Smooth compass needle in Android (or any angle) with low-pass filter

Getting my first compass inside a native Android app right was a bit of an odyssey. The orientation sensor I knew is deprecated quite a while. And the suggested method of using SensorManager.getOrientation got me a very jumpy and unsteady compass needle.

From the good old days of mouse following flash movies I knew I had to smooth the heading angle. So I wrote something like this pseudo code, which of course gave me some errors:

smoothingFactor = 0.9
onSensorChanged(angle) {
lastAngle = smoothingFactor * lastAngle  + (1-smoothingFactor) * angle
}

This type of smoothing numerical values may work well with pixel values but does fail with angles. Whenever the compass was close to pointing north I got this really odd behavior of a spinning and jumping needle.

Why the smoothing does not work

When you think about angle values being cyclic this behavior is not a big surprise. I will use small examples to make this evident. For simplicity the smoothing factor is set to 0.5:

lastAngle = 0°
newAngle  = 90°----
lastAngle = 0.5 * 0° + 0.5 * 90° = 45°

This is pretty much what you expect. The next example however, isn’t:

lastAngle = 358°
newAngle  = 0°
----
lastAngle = 0.5 * 358° + 0.5 * 0° = 179°

Nope, this is odd. 358° and 0° are really close, nevertheless the algorithm decides to smooth it to 179° – a value far off from the others. It does explain the jumping and spinning when the angle is close to zero.

So what to do now? Trigonometry to the rescue!

As you may know you can express angle values through their sine and/or cosine values. And you can convert these sine and cosine values back to their corresponding angle value, by using the atan2 method.

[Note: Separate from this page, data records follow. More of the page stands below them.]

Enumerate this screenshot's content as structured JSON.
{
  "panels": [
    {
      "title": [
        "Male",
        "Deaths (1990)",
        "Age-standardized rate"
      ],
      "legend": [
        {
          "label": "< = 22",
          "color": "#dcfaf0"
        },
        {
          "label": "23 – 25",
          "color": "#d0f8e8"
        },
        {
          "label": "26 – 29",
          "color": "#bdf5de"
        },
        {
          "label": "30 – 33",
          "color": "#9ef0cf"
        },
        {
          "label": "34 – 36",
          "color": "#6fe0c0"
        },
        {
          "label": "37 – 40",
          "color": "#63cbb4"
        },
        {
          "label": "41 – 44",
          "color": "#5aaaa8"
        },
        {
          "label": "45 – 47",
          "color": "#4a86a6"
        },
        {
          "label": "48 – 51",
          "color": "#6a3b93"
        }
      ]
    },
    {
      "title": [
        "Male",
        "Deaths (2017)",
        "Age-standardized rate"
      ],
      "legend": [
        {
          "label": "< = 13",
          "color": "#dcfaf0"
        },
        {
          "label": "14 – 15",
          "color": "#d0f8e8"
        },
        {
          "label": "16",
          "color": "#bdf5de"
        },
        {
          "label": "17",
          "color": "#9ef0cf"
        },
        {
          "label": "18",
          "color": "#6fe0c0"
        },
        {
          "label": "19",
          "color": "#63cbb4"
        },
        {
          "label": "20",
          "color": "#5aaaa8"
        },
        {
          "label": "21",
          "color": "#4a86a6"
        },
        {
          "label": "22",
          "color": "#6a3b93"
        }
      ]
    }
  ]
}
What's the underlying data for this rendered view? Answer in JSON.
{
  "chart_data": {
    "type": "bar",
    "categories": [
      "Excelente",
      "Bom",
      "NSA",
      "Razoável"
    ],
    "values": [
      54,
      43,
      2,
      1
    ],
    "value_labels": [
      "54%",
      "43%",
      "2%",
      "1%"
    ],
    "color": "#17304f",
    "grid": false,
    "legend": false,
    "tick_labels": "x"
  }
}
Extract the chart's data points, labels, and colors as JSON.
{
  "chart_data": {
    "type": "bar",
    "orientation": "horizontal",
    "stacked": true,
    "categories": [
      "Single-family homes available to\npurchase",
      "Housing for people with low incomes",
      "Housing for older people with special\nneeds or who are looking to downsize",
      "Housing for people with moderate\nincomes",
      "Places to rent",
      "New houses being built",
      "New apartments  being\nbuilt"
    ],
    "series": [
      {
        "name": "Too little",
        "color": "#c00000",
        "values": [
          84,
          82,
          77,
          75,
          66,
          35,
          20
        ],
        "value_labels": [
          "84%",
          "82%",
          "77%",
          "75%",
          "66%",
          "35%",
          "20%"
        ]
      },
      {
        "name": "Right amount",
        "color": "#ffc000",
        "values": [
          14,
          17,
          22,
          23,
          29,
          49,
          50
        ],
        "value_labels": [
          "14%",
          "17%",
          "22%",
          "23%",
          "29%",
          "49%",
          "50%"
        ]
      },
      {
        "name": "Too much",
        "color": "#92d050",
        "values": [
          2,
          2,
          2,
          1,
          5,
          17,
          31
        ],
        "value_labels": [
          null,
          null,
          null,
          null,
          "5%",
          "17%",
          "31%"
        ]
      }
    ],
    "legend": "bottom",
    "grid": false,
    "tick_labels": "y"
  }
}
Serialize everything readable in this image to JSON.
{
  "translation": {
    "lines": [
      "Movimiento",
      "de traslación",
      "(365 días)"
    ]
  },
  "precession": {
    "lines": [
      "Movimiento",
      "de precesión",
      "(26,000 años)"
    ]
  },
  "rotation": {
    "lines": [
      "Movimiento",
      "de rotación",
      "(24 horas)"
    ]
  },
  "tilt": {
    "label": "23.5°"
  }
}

atan2(sin(angle), cos(angle)) = angle

This becomes very handy because now we can smooth the angles sine and cosine values individually (no jumping here, because in relation to a full 360° circle they begin where they end) and get the smoothed angle back whenever we want, by using the atan2 method.

onSensorChanged(angle) {
     lastSin = smoothingFactor * lastSin + (1-smoothingFactor) * sin(angle)
     lastCos = smoothingFactor * lastCos + (1-smoothingFactor) * cos(angle)
}

getAngle() {
     return atan2(lastSin, lastCos)
}

And that’s it. Now you can smooth angle values without any jumping. Please note that in most programming languages you have to pass angle values to those trigonometric functions in radians, rather than in degrees. Also, thanks SharkAlley for for his or her explanation on stackoverflow.

Where is the low-pass filter in all this?

As it turned out this algorithm I have been using for years is basically a low-pass filter. It can be refactored a bit, but basically it uses similar code.